同じ王族とはいえアアヘベルのような下品で醜い俗物とは大違である。
「そんなに遠出したのかね」
「彫刻家トトメスの工房にいらっしゃいました」
「トトメスのところに」
「はい、もう少しで王妃さまの胸像が完成するのです」
「ネフェルティティ王妃の胸像か。そなたは見たことがあるのか?」
「それはそれはとても美しい作品です」
ゼノビアは女神でも見てきたかのような、幸せそうな笑みをみせた。
そのころトトメスの工房では、
「王妃様、完成しました」
トトメスが平らな赤い冠を王妃の胸像にはめ込んだところだった。
「すごくよい出来だわ」
ネフェルティティ王妃はスッと椅子から立ち上がり、胸像の前にまわりこんだ。
「そんなに急がれなくても胸像は逃げやしませんよ」
いつもは白い肌色の王妃が、今日はまるで生き返ったように頬をピンクに染めている。
「そんなことわかっているわ。完成を楽しみにしていたのです」
目を細めながら、まるで恋人の顔を見つめるように像をいろんな角度から楽しんでる。
「それが完成した王妃の胸像なんだね」
工房の入り口から声がした。
「陛下」
ネフェルティティ王妃が振り返ると、アクナテンが目を細め、小さく手を振っている。
「北の宮殿に行ったら、ゼノビアがここだと教えてくれたんだ」
そう言いながら、アクナテンは王妃の隣に並んで立ち、ネフェルティティ王妃の胸像を鑑賞した。
「陛下、トトメスの最高傑作よ」
ネフェルティティは若い頃のようにエクボをつくり、アクナテンをみあげた。
「まるで君の生き写しだ」
アクナテンは軽いため息をして、王妃の肩を抱く。
「あたしが神様のところへ行っても悲しまないで。その時はこの胸像があるから……」
ネフェルティティは囁くように言って、アクナテンの手をか細い指先で握った。
「何を言うんだ! 君は死にやしない。もうこんなに元気じゃないか!」
アクナテンは目に涙を浮かべ愛しい妻の肩を両手で強く抱いた。
トトメスは涙を堪えきれずその場から静かに姿を消した。
「君は神のところへ行くには早すぎる」
「お願い、聞いて」
「君の健康は必ず回復する! アテン神を信じるんだ!」
「陛下、あたしにもしものことがあったら、妹のベネを陛下の妃にしてください」
「何を言っているんだ。君は死にやしない!」
「ベネは幼い頃からあたしと同じようにあなたを慕っております。アテン神を信じる心もあたしに引けをとりません。あなたとともにベネならメリトアテンとスメンスカーラーを正しき道へ導くことができるでしょう」
ネフェルティティはそこまで言うと、アクナテンの腕の中に抱きかかえられるようにして意識を失った。

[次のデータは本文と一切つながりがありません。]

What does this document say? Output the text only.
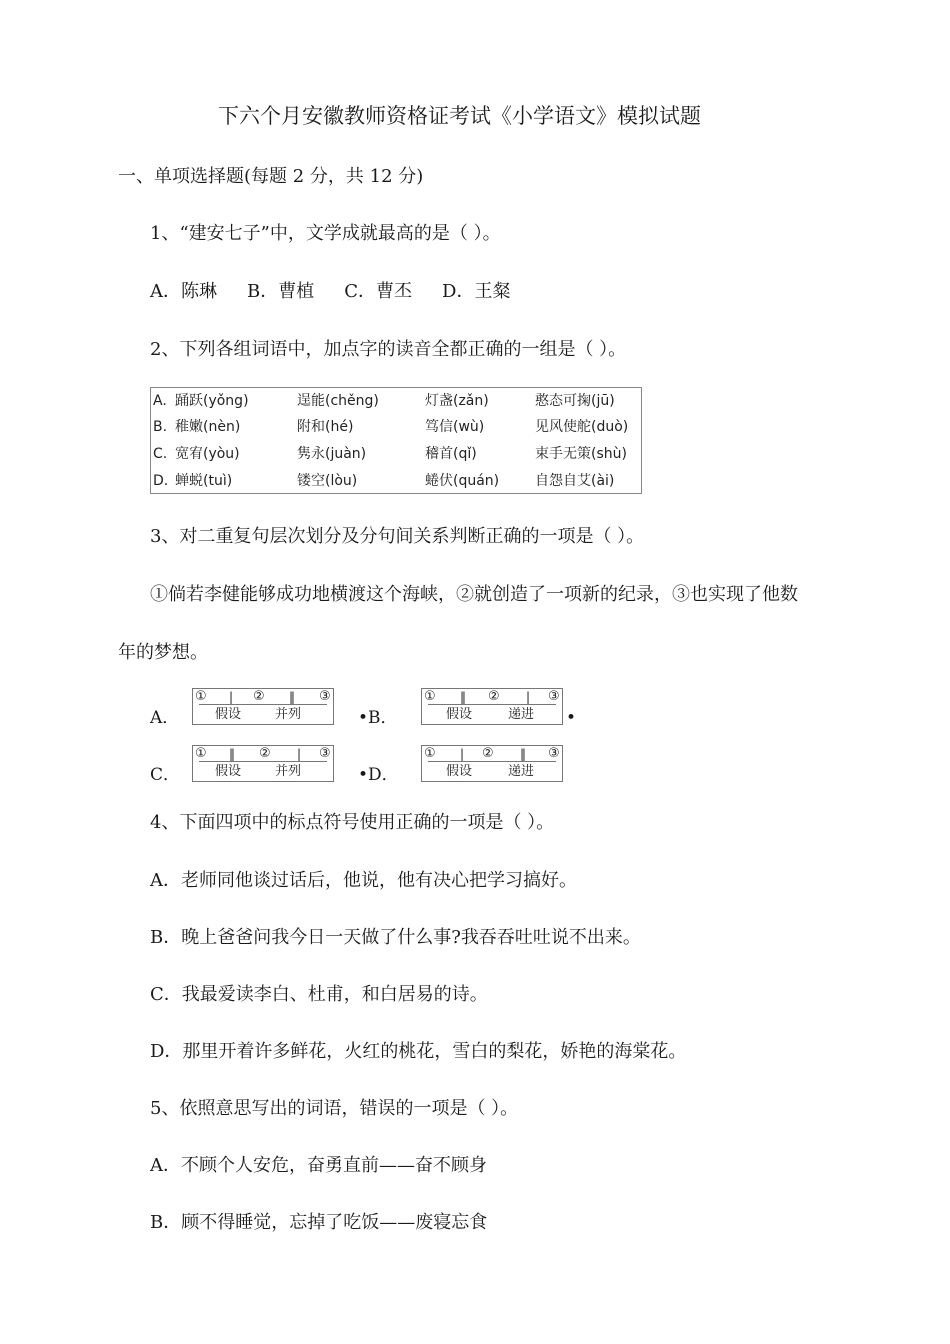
下六个月安徽教师资格证考试《小学语文》模拟试题
一、单项选择题(每题 2 分，共 12 分)
1、“建安七子”中，文学成就最高的是（ ）。
A．陈琳 B．曹植 C．曹丕 D．王粲
2、下列各组词语中，加点字的读音全都正确的一组是（ ）。
A. 踊跃(yǒng)	逞能(chěng)	灯盏(zǎn)	憨态可掬(jū)
B. 稚嫩(nèn)	附和(hé)	笃信(wù)	见风使舵(duò)
C. 宽宥(yòu)	隽永(juàn)	稽首(qǐ)	束手无策(shù)
D. 蝉蜕(tuì)	镂空(lòu)	蜷伏(quán)	自怨自艾(ài)
3、对二重复句层次划分及分句间关系判断正确的一项是（ ）。
①倘若李健能够成功地横渡这个海峡，②就创造了一项新的纪录，③也实现了他数
年的梦想。
A．
① | ② ‖ ③
假设	并列	•B．
① ‖ ② | ③
假设	递进 •
C．
① ‖ ② | ③
假设	并列	•D．
① | ② ‖ ③
假设	递进
4、下面四项中的标点符号使用正确的一项是（ ）。
A．老师同他谈过话后，他说，他有决心把学习搞好。
B．晚上爸爸问我今日一天做了什么事?我吞吞吐吐说不出来。
C．我最爱读李白、杜甫，和白居易的诗。
D．那里开着许多鲜花，火红的桃花，雪白的梨花，娇艳的海棠花。
5、依照意思写出的词语，错误的一项是（ ）。
A．不顾个人安危，奋勇直前——奋不顾身
B．顾不得睡觉，忘掉了吃饭——废寝忘食
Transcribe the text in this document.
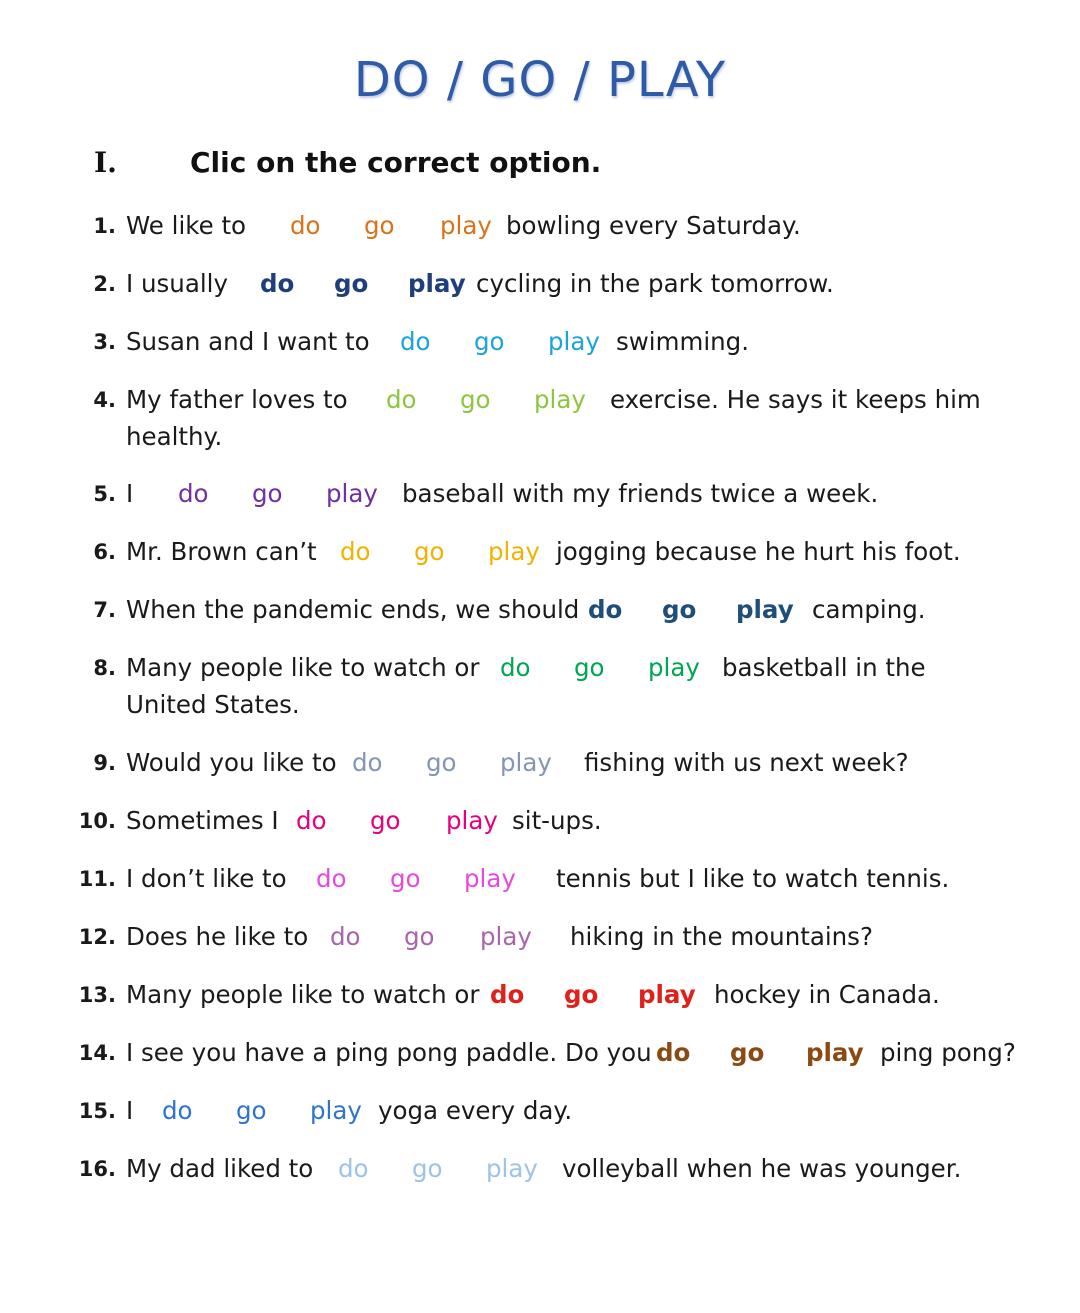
DO / GO / PLAY
I.	Clic on the correct option.
1. We like to do go play bowling every Saturday.
2. I usually do go play cycling in the park tomorrow.
3. Susan and I want to do go play swimming.
4. My father loves to do go play exercise. He says it keeps him
healthy.
5. I do go play baseball with my friends twice a week.
6. Mr. Brown can’t do go play jogging because he hurt his foot.
7. When the pandemic ends, we should do go play camping.
8. Many people like to watch or do go play basketball in the
United States.
9. Would you like to do go play fishing with us next week?
10. Sometimes I do go play sit-ups.
11. I don’t like to do go play tennis but I like to watch tennis.
12. Does he like to do go play hiking in the mountains?
13. Many people like to watch or do go play hockey in Canada.
14. I see you have a ping pong paddle. Do you do go play ping pong?
15. I do go play yoga every day.
16. My dad liked to do go play volleyball when he was younger.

ネフェルティティ王妃の病の噂は瞬く間に町中に広まった。太陽の都アケトアテンの女神ともいうべき王女が重い病に伏しているのだと。
町中に暗雲が立ちこめた。
人々はこれから訪れるであろうより深い闇に心を押しつぶされそうだった。
太陽の都の主であるアクナテンは王妃につきっきりで、人々の前に姿を現さなかった。そんな理由から人々の不安はより膨らんだ。

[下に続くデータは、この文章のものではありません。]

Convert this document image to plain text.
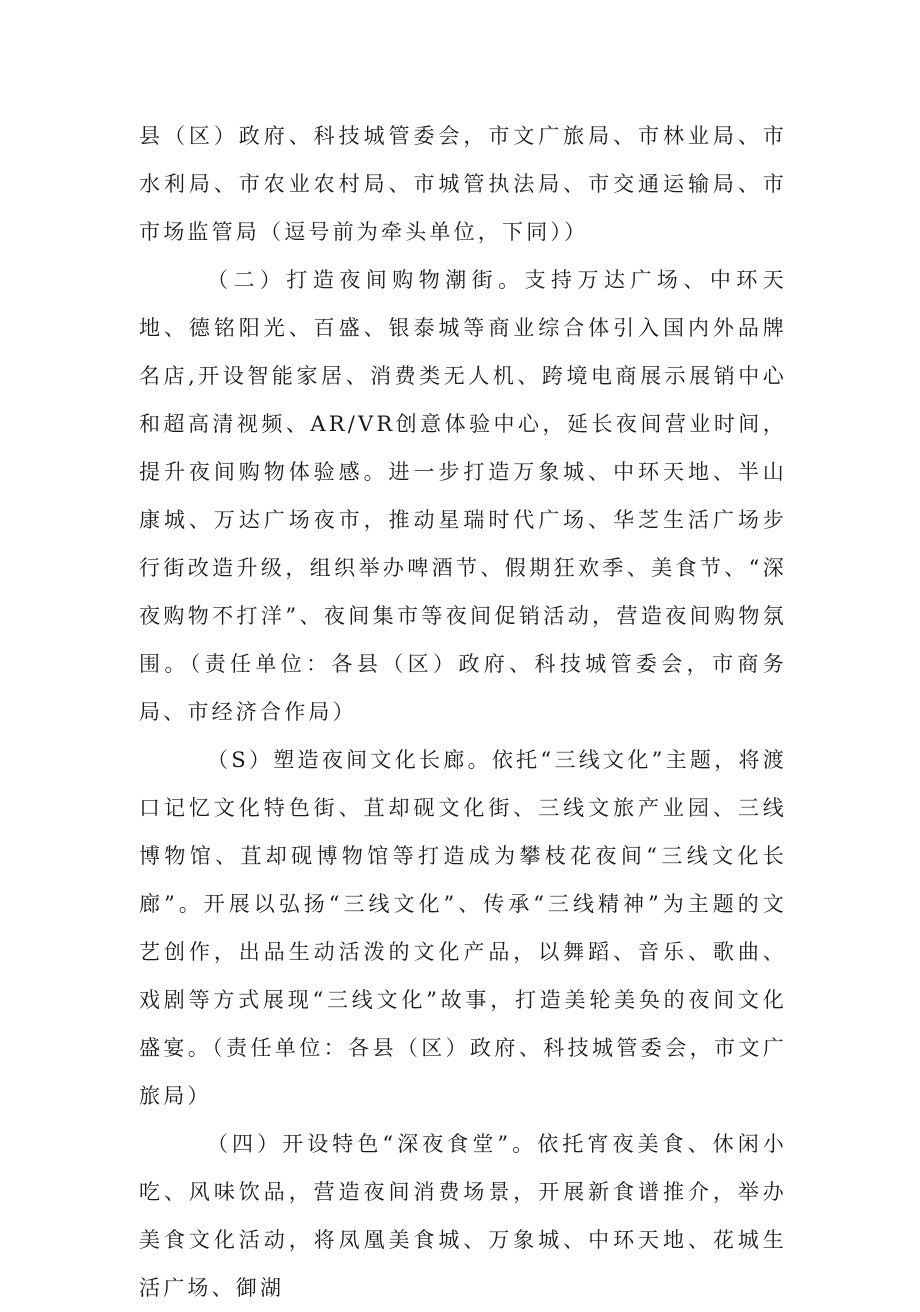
县（区）政府、科技城管委会，市文广旅局、市林业局、市水利局、市农业农村局、市城管执法局、市交通运输局、市市场监管局（逗号前为牵头单位，下同））

（二）打造夜间购物潮街。支持万达广场、中环天地、德铭阳光、百盛、银泰城等商业综合体引入国内外品牌名店,开设智能家居、消费类无人机、跨境电商展示展销中心和超高清视频、AR/VR创意体验中心，延长夜间营业时间，提升夜间购物体验感。进一步打造万象城、中环天地、半山康城、万达广场夜市，推动星瑞时代广场、华芝生活广场步行街改造升级，组织举办啤酒节、假期狂欢季、美食节、“深夜购物不打洋”、夜间集市等夜间促销活动，营造夜间购物氛围。（责任单位：各县（区）政府、科技城管委会，市商务局、市经济合作局）

（S）塑造夜间文化长廊。依托“三线文化”主题，将渡口记忆文化特色街、苴却砚文化街、三线文旅产业园、三线博物馆、苴却砚博物馆等打造成为攀枝花夜间“三线文化长廊”。开展以弘扬“三线文化”、传承“三线精神”为主题的文艺创作，出品生动活泼的文化产品，以舞蹈、音乐、歌曲、戏剧等方式展现“三线文化”故事，打造美轮美奂的夜间文化盛宴。（责任单位：各县（区）政府、科技城管委会，市文广旅局）

（四）开设特色“深夜食堂”。依托宵夜美食、休闲小吃、风味饮品，营造夜间消费场景，开展新食谱推介，举办美食文化活动，将凤凰美食城、万象城、中环天地、花城生活广场、御湖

「なぜきみがこんな目に遭わねばならないのだ。アテンよどうか妻を救い給え」
アクナテンの祈りは毎日、途切れることなくつづけられた。
ムウトベネレトやアティ、そして巫女として戦士として成長したアティの妹チィもネフェルティティの北の宮殿に結界を張り、テーベのアメン神官団が放つ邪悪な呪いからファラオと王妃を守った。
王妃が倒れて十三日目の朝、アクナテンは頬にやわらかな温かさを感じて目を覚ました。「あなたお体に障ります」
ネフェルティティ王妃の優しい眼差しが目に飛び込んできた。
「わたしならだいじょうぶだ」
アクナテンは妻のほっそりした白い手をにぎり涙を浮かべた。
「あなた、ありがとう」
ネフェルティティ王妃は微笑んだ。
「ネフェルティティ」
アクナテンは王妃の上体を抱きかかえ胸のあたりで強く抱擁した。
「アテン神のご加護です」
王妃は目頭にうっすら涙を浮かべる。
「そうだ、そうだとも」
アクナテンも王妃の言葉に何度も頷いた。
ネフェルティティの頬がうっすらピンクに染まった。
今回も命の危機は奇跡的に回避されたのだ。